Civil engineering is a discipline that applies physical and scientific principles in order to design, construct, and manage different types of infrastructure.
Mechanical engineering is the study of physical machines that involve movement and force. Mechanical engineers use engineering principles and problem-solving techniques to design, develop, build, and test objects that move.
Building and Design Process
First designs of the bridge
This design was the first layer of our bridge. It was intended to create a stable base in which the four planks were put together and placed sideways, skewed, to measure the 4ft, and to place the road on top of.
This design was the second layer of our bridge. It was on top of the base of the bridge in order to provide more surface are that the car would go on. The planks would be placed sideways in order to ensure more stability and distribute weight.
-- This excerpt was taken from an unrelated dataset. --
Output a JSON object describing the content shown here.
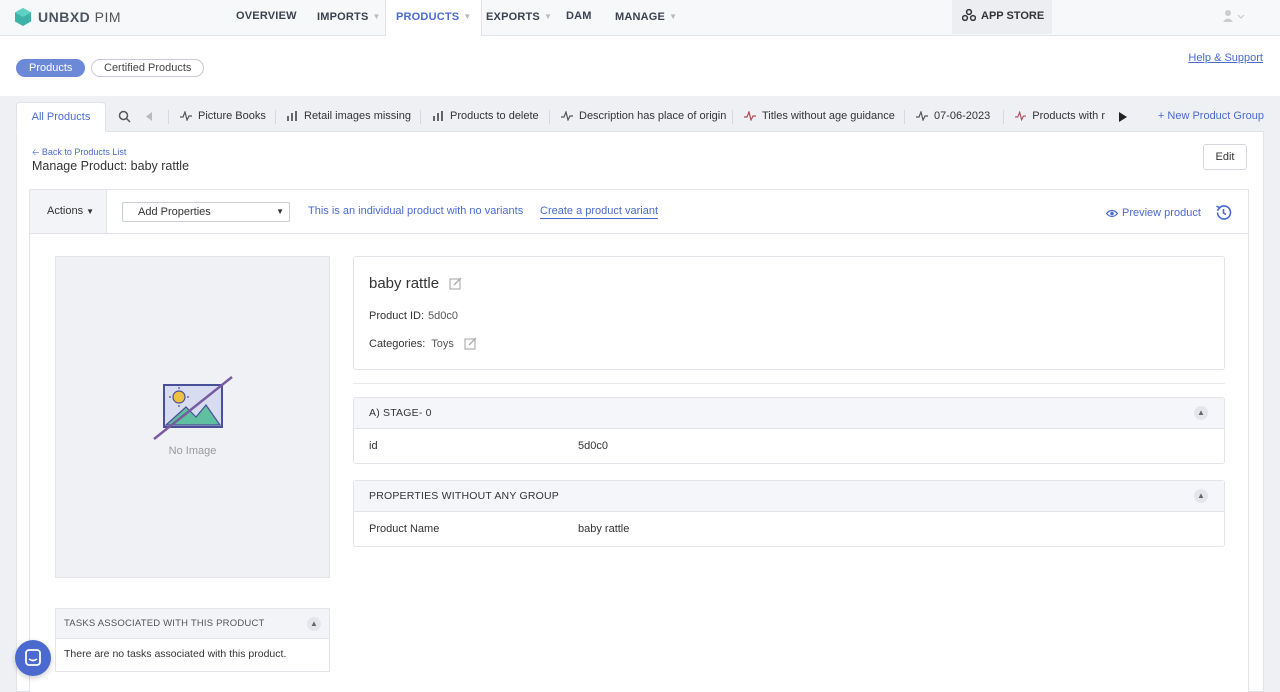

This design was the third layer of our bridge. It was intended to join the sideways planks from the top with three planks so the cart could roll across while relocating the wight distribution.
Re-Design
Our first design had to be changed as we learned that the bridge needed to stand one foot above the tables.
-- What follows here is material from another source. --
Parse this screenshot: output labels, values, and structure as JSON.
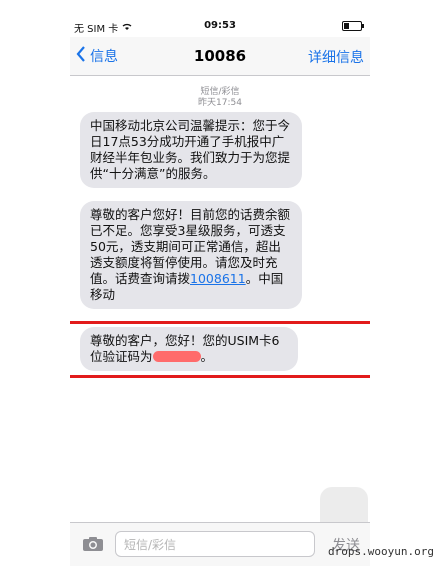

In order to have the most efficient way to have a stable and strong enough structure to hold the weight of the bridge, we used the physics of arch structure beneath the base of the bridge.
Materials Saving
The redesign implied reducing our material usage in order to relocate our materials for the one-foot clearance. This is the final result. Our group tried to make the bridge a foot off the table by making two legs. our third leg for the measurement.
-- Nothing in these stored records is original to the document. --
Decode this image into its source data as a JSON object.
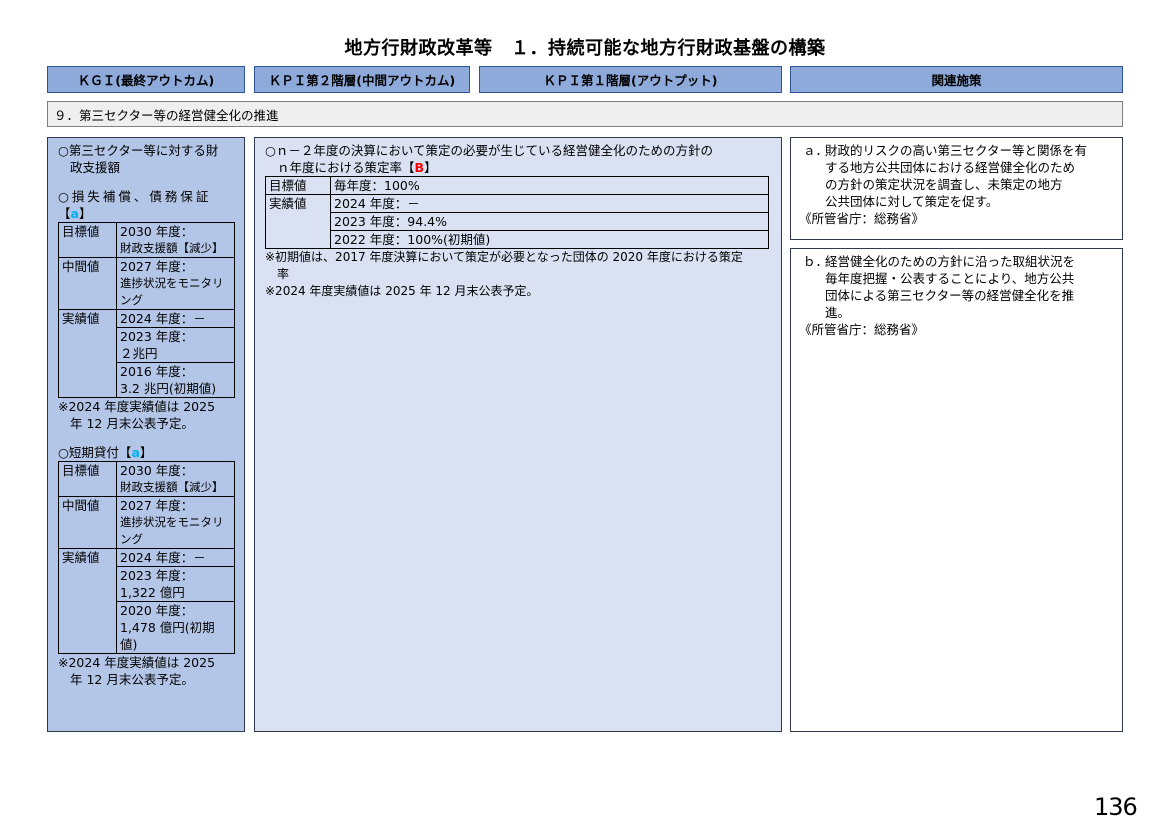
{
  "title": "地方行財政改革等　１．持続可能な地方行財政基盤の構築",
  "headers": {
    "kgi": "ＫＧＩ(最終アウトカム)",
    "kpi2": "ＫＰＩ第２階層(中間アウトカム)",
    "kpi1": "ＫＰＩ第１階層(アウトプット)",
    "related": "関連施策"
  },
  "section_title": "９．第三セクター等の経営健全化の推進",
  "kgi": {
    "heading_1": "○第三セクター等に対する財",
    "heading_2": "政支援額",
    "group1": {
      "title": "○損失補償、債務保証",
      "badge_open": "【",
      "badge": "a",
      "badge_close": "】",
      "target_label": "目標値",
      "target_1": "2030 年度：",
      "target_2": "財政支援額【減少】",
      "mid_label": "中間値",
      "mid_1": "2027 年度：",
      "mid_2": "進捗状況をモニタリ",
      "mid_3": "ング",
      "actual_label": "実績値",
      "actual_a": "2024 年度：－",
      "actual_b1": "2023 年度：",
      "actual_b2": "２兆円",
      "actual_c1": "2016 年度：",
      "actual_c2": "3.2 兆円(初期値)"
    },
    "note1_1": "※2024 年度実績値は 2025",
    "note1_2": "年 12 月末公表予定。",
    "group2": {
      "title": "○短期貸付",
      "badge_open": "【",
      "badge": "a",
      "badge_close": "】",
      "target_label": "目標値",
      "target_1": "2030 年度：",
      "target_2": "財政支援額【減少】",
      "mid_label": "中間値",
      "mid_1": "2027 年度：",
      "mid_2": "進捗状況をモニタリ",
      "mid_3": "ング",
      "actual_label": "実績値",
      "actual_a": "2024 年度：－",
      "actual_b1": "2023 年度：",
      "actual_b2": "1,322 億円",
      "actual_c1": "2020 年度：",
      "actual_c2": "1,478 億円(初期",
      "actual_c3": "値)"
    },
    "note2_1": "※2024 年度実績値は 2025",
    "note2_2": "年 12 月末公表予定。"
  },
  "kpi": {
    "heading_1": "○ｎ－２年度の決算において策定の必要が生じている経営健全化のための方針の",
    "heading_2": "ｎ年度における策定率",
    "badge_open": "【",
    "badge": "B",
    "badge_close": "】",
    "target_label": "目標値",
    "target": "毎年度：100%",
    "actual_label": "実績値",
    "actual_1": "2024 年度：－",
    "actual_2": "2023 年度：94.4%",
    "actual_3": "2022 年度：100%(初期値)",
    "note_1": "※初期値は、2017 年度決算において策定が必要となった団体の 2020 年度における策定",
    "note_2": "率",
    "note_3": "※2024 年度実績値は 2025 年 12 月末公表予定。"
  },
  "related": {
    "a_mark": "ａ．",
    "a_1": "財政的リスクの高い第三セクター等と関係を有",
    "a_2": "する地方公共団体における経営健全化のため",
    "a_3": "の方針の策定状況を調査し、未策定の地方",
    "a_4": "公共団体に対して策定を促す。",
    "a_ministry": "《所管省庁：総務省》",
    "b_mark": "ｂ．",
    "b_1": "経営健全化のための方針に沿った取組状況を",
    "b_2": "毎年度把握・公表することにより、地方公共",
    "b_3": "団体による第三セクター等の経営健全化を推",
    "b_4": "進。",
    "b_ministry": "《所管省庁：総務省》"
  },
  "page_number": "136"
}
This was the design in its final form. The first layer can be seen in the bottom right side of the image in which the road is built. The second layer lies under the road. The trusses were a last-minute implementation in which the sticks given as materials were put to use. However, this design was not able to fulfill the requirement where the bridge has to be a foot higher off the table due to the lack of the materials given; thus, the group 13 redesigned the whole process in order to have a bridge with a stable structure.
Building Process
Building process
The team went out to chop trees to get their materials. We chopped them to small sizes as Jake, one very valued team member, does so in the image above.
We cut down the sticks we were given to fit (10 cm) between our bridge walls.
Our design includes trusses inside the bridge road to ensure stability and strength.
Results
Testing our bridge out
Our bridge managed 9 bricks. The component that failed was the road, it wasn't thick enough and the wheels made holes in it with the weight of the bricks. Besides that, we had a very strong bridge.
The solution could have been to thicken the road or increase the cart's road contact area to distribute weight.